Klogr are a cool Italian alt rock band who my friends at Adrenaline PR just turned me on to. The sound is a bit hard to describe, as many elements are at play. That’s the fun part about music, though. Your ecognize some things and are startled by others. Track two of Black Snow is a perfect example. Their is an 00’s american hard rock feel that calls to mind Chevelle or even a bit of Linkin Park but combined with some cool parts that will throw you for a loop, like the Porcupine Tree-esque pre-chorus that sets up a big rock hook. “Hell of Income” stomps with big chords and a basic rock beat before smoother yet still slightly hoarse vocals reminiscent of less high octave Geoff Tate. I know Tate has detractors nowadays but I still think he is awesome, so I mean that as a compliment.
“Failing Crowns” is my favorite song, just an cool and almost thrashy intro riff that sets up a big Drowning Pool type verse section but with way better vocals.

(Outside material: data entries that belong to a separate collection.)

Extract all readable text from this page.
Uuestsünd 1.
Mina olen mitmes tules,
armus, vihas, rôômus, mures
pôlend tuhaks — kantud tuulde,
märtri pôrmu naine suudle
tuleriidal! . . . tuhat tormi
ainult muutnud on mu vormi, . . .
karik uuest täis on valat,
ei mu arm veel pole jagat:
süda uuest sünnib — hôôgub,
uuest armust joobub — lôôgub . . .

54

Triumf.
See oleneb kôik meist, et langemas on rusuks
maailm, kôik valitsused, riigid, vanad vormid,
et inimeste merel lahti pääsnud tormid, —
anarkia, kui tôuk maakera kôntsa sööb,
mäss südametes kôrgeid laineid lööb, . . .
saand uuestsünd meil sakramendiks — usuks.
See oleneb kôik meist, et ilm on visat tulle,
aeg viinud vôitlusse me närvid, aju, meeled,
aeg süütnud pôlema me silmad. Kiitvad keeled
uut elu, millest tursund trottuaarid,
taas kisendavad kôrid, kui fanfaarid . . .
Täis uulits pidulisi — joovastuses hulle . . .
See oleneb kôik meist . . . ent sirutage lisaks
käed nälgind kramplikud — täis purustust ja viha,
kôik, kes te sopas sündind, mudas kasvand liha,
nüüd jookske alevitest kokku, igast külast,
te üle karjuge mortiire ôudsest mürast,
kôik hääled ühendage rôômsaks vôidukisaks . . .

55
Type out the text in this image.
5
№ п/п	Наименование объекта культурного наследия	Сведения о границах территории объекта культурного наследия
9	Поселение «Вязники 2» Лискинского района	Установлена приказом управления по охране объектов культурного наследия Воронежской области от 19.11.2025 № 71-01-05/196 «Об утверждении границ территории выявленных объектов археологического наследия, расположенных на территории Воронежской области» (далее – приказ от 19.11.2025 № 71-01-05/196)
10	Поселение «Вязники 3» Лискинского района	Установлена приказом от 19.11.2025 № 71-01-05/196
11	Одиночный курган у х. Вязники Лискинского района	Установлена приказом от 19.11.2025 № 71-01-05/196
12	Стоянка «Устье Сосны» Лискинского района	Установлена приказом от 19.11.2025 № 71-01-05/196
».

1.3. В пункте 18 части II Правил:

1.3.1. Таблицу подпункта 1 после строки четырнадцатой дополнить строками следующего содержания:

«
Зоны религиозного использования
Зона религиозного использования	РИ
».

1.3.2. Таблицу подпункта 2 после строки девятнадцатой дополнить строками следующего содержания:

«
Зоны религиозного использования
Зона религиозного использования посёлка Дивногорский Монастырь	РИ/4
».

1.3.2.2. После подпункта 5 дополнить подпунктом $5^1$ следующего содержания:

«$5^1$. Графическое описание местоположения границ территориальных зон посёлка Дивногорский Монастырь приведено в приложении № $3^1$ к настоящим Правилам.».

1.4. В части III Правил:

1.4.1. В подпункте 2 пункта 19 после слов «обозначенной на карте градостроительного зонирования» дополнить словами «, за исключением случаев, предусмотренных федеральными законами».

Rusty Rustichelli, the vocalist, can even lend a third guitar to the mix at times, but he really excels at just the right amount of vocal diversity to make this worth repeat listens. Their are familiar rock tropes but also good detours. “Room To Doubt” is a mid tempo number that calls to mind U.S. trends from the past decade, but even though some of this might have done better on rock radio a decade ago, that isnt the bands fault. These are good songs with heart and prove that hard rock doesn’t need to cater to current metalcore trends to stay in fashion. It is about writing music you love that is good. The weird progressive section with piano and stretched out lead guitars near the end of “Room To Doubt” is awesome and sets up a blistering solo and massive bridge into chorus outro that is pretty much rad.
The band are big supporters of the Sea Shepard environmental group, which is very admirable. They seem like cool dudes.
Cick HERE for more and to see a music video about dolphin rights.
“Ambregris” starts out with verbed out trance guitar and keys that could be on a Whitesnake album, and the rest of the song is a strong combination of balladry and arena worthy conviction. I reccomend giving these guys a chance even if you don’t like any of the bands I mentioned as references in this article. Any descriptive faults are my own, as this band is kind of like a flickering and familiar memory of a nonetheless new experience.